This is a quick mac and cheese that has that diner-grade sticky gooey that can go toe-to-toe with my chili in my split dish Chili Mac Attack plating, and it’s a star in my scrambled mac sandwich, with scrambled eggs, ham and mac and cheese in a hoagie roll.
I do several mac and cheese recipes, depending upon how upscale I want to go with it. You can either lovingly grate quality cheese and go A-game, “grandma” mac and cheese, or, if you have a need for speed, you drop to this Diner-grade M&C.
Yes, greasy spoon Mac is all about speed, which, if you’ve made this stuff, usually means Kraft’s Velveeta. Please don’t go there for your base.

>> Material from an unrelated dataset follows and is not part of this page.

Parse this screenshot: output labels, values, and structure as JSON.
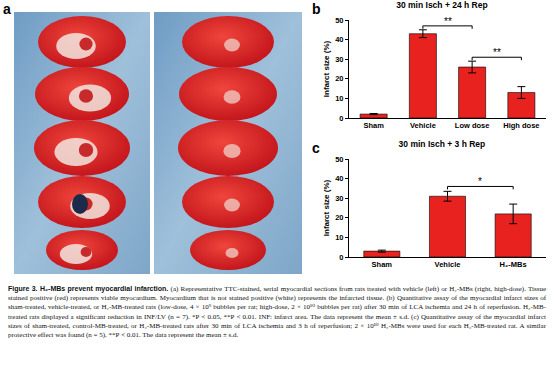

I have no problem with whey, which is most of a “cheese food.” Whey may not be cheese, but it is high in protein, and, if the fats are kept under control, and they keep the other junk out of the product, there is nothing wrong with it, from time-to-time, as a protein in your family’s week.

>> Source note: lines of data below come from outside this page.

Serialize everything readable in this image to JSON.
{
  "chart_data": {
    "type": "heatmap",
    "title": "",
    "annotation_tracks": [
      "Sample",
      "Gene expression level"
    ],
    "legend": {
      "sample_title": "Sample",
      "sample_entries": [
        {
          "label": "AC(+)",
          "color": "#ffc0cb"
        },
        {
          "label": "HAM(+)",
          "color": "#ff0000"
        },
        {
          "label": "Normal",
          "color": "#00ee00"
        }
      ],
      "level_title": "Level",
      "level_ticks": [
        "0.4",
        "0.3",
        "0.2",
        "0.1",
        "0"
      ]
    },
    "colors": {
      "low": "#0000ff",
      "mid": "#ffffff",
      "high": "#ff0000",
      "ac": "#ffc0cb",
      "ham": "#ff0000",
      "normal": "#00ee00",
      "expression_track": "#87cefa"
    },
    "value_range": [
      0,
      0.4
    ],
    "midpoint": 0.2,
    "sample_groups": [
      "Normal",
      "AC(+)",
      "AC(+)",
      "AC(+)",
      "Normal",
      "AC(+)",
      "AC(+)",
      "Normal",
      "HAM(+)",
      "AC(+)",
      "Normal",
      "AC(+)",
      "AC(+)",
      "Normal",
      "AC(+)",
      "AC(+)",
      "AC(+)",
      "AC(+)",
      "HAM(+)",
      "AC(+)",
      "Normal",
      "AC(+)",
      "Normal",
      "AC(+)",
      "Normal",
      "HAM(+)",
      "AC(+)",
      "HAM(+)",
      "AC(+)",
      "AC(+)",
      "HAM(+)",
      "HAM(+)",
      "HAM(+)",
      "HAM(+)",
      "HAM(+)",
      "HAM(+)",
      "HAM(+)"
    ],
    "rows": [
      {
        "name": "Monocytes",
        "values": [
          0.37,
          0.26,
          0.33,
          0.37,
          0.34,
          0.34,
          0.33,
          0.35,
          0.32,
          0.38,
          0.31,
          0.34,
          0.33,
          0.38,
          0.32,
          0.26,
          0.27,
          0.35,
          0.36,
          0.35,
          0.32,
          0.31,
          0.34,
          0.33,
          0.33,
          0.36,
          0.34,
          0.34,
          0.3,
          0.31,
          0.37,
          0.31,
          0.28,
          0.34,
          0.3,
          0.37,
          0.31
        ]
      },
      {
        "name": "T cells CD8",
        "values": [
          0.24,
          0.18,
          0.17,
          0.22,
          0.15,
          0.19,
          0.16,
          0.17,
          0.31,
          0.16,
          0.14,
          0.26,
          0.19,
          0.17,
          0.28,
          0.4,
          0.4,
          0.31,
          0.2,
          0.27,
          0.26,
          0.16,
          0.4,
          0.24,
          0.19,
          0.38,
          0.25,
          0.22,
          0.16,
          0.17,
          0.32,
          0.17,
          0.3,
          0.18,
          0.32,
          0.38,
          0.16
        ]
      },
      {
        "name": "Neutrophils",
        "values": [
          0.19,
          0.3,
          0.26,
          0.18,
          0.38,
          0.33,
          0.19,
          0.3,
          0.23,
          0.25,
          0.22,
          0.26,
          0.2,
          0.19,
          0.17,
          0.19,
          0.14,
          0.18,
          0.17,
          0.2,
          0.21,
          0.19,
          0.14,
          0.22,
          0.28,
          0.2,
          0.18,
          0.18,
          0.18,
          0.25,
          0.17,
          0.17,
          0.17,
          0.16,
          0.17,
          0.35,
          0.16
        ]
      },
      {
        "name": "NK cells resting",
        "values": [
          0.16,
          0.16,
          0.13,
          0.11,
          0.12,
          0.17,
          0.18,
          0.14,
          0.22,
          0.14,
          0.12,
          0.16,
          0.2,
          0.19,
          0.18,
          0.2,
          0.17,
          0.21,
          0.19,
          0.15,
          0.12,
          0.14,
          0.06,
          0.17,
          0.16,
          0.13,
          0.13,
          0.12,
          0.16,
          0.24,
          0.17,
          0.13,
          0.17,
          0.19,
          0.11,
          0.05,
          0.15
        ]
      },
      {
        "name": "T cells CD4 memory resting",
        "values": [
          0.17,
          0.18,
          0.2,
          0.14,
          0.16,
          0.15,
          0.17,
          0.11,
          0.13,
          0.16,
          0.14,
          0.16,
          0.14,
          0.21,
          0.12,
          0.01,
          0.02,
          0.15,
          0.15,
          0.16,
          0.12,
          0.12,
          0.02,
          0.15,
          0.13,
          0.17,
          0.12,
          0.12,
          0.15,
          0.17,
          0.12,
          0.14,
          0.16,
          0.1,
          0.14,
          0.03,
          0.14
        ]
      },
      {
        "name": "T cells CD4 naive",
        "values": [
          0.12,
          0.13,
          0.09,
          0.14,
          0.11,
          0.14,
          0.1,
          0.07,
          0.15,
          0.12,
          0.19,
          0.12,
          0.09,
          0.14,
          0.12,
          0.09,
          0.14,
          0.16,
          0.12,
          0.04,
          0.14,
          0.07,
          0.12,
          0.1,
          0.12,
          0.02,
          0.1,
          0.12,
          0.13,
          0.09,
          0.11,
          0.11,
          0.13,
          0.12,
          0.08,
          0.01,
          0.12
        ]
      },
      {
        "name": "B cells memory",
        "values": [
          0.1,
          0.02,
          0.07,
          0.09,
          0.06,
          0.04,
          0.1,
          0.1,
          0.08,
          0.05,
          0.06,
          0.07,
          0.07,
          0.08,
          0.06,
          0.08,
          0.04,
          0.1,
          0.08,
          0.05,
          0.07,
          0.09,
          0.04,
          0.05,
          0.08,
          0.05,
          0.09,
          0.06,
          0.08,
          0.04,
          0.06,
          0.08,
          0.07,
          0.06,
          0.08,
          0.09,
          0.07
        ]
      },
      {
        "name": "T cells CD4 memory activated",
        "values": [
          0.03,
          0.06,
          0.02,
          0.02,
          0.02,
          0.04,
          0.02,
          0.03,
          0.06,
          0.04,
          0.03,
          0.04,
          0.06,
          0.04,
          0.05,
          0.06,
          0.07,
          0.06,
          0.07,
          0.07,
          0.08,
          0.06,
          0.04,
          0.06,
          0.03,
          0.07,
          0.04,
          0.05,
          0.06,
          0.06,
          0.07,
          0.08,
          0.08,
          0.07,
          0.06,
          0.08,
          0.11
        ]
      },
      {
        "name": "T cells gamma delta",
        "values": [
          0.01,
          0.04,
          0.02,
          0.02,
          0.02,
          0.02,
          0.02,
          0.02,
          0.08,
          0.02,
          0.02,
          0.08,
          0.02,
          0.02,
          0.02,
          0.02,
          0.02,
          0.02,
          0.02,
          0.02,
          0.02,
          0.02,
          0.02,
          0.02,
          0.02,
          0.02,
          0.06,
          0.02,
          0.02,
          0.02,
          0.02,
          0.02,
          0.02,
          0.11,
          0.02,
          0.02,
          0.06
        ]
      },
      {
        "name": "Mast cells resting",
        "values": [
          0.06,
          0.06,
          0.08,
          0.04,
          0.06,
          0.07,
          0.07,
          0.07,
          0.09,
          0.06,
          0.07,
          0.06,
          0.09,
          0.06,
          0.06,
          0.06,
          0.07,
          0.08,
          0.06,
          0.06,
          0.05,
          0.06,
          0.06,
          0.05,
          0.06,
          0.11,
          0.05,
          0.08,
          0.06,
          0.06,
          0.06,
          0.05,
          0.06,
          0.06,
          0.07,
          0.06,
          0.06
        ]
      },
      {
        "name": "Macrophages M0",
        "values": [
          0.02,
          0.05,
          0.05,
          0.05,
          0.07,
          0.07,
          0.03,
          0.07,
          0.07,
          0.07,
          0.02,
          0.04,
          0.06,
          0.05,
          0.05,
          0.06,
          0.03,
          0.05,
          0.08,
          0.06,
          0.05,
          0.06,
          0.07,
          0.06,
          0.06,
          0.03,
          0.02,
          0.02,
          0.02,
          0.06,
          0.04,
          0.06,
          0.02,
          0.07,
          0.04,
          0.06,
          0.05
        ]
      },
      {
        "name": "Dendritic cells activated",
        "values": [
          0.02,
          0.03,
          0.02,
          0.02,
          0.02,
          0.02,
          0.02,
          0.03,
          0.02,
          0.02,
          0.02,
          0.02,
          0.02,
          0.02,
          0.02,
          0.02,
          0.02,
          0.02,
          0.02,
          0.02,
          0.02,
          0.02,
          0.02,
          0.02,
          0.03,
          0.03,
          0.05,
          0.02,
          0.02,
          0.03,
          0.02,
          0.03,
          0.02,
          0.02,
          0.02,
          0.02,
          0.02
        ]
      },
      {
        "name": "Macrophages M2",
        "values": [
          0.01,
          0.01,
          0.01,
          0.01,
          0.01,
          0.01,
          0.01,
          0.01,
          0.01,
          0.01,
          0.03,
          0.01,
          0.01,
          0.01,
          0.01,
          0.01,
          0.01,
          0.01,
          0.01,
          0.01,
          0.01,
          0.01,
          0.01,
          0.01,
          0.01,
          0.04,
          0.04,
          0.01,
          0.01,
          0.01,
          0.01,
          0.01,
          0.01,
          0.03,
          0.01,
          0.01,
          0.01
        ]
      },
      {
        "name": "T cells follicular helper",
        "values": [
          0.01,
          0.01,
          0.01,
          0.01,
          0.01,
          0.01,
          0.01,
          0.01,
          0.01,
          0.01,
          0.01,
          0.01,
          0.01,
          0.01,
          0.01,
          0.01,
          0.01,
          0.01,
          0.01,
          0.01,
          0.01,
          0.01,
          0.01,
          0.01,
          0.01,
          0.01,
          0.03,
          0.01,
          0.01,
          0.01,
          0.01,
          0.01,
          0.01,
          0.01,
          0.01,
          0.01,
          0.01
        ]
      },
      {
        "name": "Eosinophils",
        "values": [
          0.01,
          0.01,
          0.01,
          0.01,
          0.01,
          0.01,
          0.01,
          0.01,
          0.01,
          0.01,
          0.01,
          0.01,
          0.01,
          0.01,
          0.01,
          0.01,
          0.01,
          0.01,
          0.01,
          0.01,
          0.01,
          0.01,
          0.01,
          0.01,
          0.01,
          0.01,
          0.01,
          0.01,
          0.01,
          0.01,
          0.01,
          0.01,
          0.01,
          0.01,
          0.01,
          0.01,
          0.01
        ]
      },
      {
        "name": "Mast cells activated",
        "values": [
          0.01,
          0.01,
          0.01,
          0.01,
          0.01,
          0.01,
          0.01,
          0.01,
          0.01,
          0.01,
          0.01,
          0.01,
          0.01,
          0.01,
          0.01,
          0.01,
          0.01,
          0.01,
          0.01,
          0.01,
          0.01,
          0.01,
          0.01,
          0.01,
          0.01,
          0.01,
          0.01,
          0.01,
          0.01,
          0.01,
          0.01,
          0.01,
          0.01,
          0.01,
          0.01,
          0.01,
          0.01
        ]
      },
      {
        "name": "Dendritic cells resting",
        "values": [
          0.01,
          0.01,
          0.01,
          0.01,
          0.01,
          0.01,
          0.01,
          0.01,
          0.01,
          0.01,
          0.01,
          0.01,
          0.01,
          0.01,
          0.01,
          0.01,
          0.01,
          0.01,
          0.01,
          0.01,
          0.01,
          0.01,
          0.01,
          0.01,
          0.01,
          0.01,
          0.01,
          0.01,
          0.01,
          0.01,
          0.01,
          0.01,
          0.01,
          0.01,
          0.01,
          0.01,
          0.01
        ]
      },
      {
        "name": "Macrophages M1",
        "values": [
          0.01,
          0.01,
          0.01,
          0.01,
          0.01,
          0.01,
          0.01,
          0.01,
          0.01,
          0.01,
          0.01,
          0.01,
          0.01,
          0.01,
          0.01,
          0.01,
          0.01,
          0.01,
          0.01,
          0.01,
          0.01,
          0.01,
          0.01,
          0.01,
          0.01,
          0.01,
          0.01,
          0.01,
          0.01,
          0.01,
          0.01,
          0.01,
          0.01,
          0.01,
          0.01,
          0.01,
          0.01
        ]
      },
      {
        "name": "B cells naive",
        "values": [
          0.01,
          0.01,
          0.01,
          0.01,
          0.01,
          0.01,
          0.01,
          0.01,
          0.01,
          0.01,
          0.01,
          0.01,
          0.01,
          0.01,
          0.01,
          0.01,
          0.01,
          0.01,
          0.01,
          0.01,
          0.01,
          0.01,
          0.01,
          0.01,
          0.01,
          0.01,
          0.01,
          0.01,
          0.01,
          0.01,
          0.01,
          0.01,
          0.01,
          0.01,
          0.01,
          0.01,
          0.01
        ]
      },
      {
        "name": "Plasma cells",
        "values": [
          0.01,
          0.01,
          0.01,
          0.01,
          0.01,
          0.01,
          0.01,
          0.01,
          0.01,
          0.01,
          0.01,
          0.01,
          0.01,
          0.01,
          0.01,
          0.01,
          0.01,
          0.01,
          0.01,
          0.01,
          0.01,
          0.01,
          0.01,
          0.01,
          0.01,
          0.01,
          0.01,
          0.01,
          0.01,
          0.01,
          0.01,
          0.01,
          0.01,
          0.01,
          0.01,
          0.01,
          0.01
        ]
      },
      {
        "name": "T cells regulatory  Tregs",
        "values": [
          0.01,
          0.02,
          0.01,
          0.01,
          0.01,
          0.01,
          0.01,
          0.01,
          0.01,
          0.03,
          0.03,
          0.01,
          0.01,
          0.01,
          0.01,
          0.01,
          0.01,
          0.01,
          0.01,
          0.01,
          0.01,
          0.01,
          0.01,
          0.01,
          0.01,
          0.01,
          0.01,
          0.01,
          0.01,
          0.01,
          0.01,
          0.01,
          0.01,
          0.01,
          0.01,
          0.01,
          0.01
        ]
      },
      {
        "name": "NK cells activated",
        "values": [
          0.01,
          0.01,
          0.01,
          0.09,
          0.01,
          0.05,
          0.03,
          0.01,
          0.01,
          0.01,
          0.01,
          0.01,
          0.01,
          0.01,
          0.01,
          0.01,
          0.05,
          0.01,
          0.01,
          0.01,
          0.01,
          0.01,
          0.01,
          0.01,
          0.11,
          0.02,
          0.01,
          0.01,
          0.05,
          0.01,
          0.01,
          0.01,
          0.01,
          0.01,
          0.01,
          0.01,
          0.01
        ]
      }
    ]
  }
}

Big K, though, still manages to work in some really cheap stabilizers and other ingredients that aren’t things that I choose to feed my family, and you shouldn’t feed yours, especially with any weekly regularity. One of these days they’ll get the hint.

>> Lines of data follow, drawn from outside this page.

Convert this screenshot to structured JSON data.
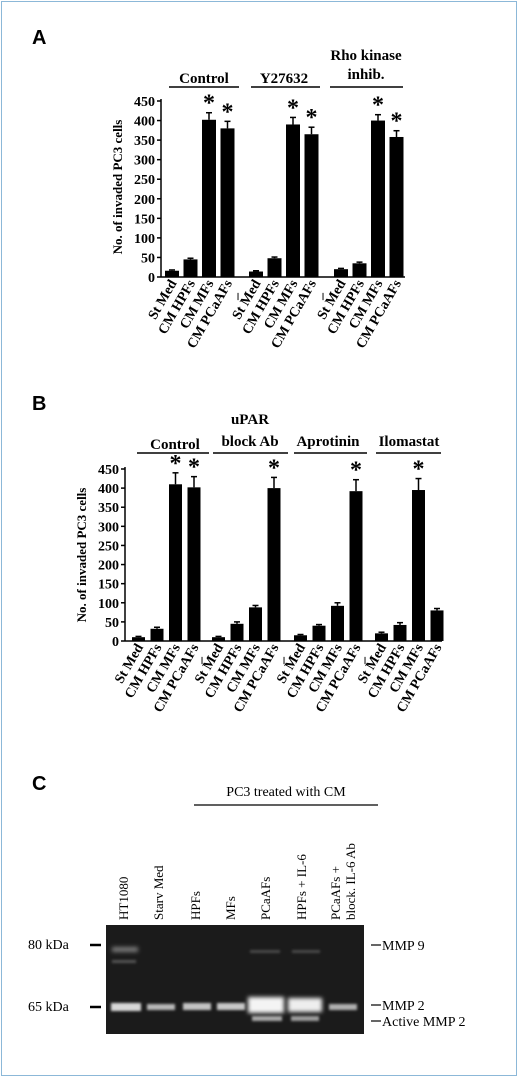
{
  "chart_data": [
    {
      "panel": "A",
      "type": "bar",
      "ylabel": "No. of invaded PC3 cells",
      "ylim": [
        0,
        450
      ],
      "yticks": [
        0,
        50,
        100,
        150,
        200,
        250,
        300,
        350,
        400,
        450
      ],
      "categories": [
        "St Med",
        "CM HPFs",
        "CM MFs",
        "CM PCaAFs"
      ],
      "dash_label": "–",
      "groups": [
        {
          "label": "Control",
          "values": [
            16,
            45,
            402,
            380
          ],
          "errors": [
            2,
            3,
            18,
            18
          ],
          "stars": [
            false,
            false,
            true,
            true
          ]
        },
        {
          "label": "Y27632",
          "values": [
            14,
            48,
            390,
            365
          ],
          "errors": [
            2,
            3,
            18,
            18
          ],
          "stars": [
            false,
            false,
            true,
            true
          ]
        },
        {
          "label": "Rho kinase inhib.",
          "values": [
            20,
            35,
            400,
            358
          ],
          "errors": [
            2,
            3,
            15,
            16
          ],
          "stars": [
            false,
            false,
            true,
            true
          ]
        }
      ]
    },
    {
      "panel": "B",
      "type": "bar",
      "ylabel": "No. of invaded PC3 cells",
      "ylim": [
        0,
        450
      ],
      "yticks": [
        0,
        50,
        100,
        150,
        200,
        250,
        300,
        350,
        400,
        450
      ],
      "categories": [
        "St Med",
        "CM HPFs",
        "CM MFs",
        "CM PCaAFs"
      ],
      "dash_label": "–",
      "groups": [
        {
          "label": "Control",
          "values": [
            10,
            32,
            410,
            402
          ],
          "errors": [
            2,
            4,
            30,
            28
          ],
          "stars": [
            false,
            false,
            true,
            true
          ]
        },
        {
          "label": "uPAR block Ab",
          "values": [
            10,
            45,
            88,
            400
          ],
          "errors": [
            2,
            5,
            5,
            28
          ],
          "stars": [
            false,
            false,
            false,
            true
          ]
        },
        {
          "label": "Aprotinin",
          "values": [
            15,
            40,
            92,
            392
          ],
          "errors": [
            2,
            3,
            8,
            30
          ],
          "stars": [
            false,
            false,
            false,
            true
          ]
        },
        {
          "label": "Ilomastat",
          "values": [
            20,
            42,
            395,
            80
          ],
          "errors": [
            3,
            6,
            30,
            5
          ],
          "stars": [
            false,
            false,
            true,
            false
          ]
        }
      ]
    }
  ],
  "star_symbol": "*",
  "panel_a": {
    "letter": "A",
    "groups": [
      "Control",
      "Y27632"
    ],
    "group3_line1": "Rho kinase",
    "group3_line2": "inhib."
  },
  "panel_b": {
    "letter": "B",
    "groups": [
      "Control",
      "Aprotinin",
      "Ilomastat"
    ],
    "group2_line1": "uPAR",
    "group2_line2": "block Ab"
  },
  "panel_c": {
    "letter": "C",
    "header": "PC3 treated with CM",
    "lanes": [
      "HT1080",
      "Starv Med",
      "HPFs",
      "MFs",
      "PCaAFs",
      "HPFs + IL-6",
      "PCaAFs +"
    ],
    "lane7_line2": "block. IL-6 Ab",
    "markers": [
      "80 kDa",
      "65 kDa"
    ],
    "band_labels": [
      "MMP 9",
      "MMP 2",
      "Active MMP 2"
    ]
  }
}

Amazingly, Walmart, of all places, the Mecca of mass-produced foods, your Official Obesity Center, seems to be on a better path with more organic foods and its in-house generics. Their reduced fat, Easy Melt cheese is far less full of junk than what is made by our friends at Kraft. Always good to read the labels!
I put in a little good dijon and white pepper to add a little of that sharp-cheddar edge that a better mac-and-cheese would have from using a higher-grade aged cheddar.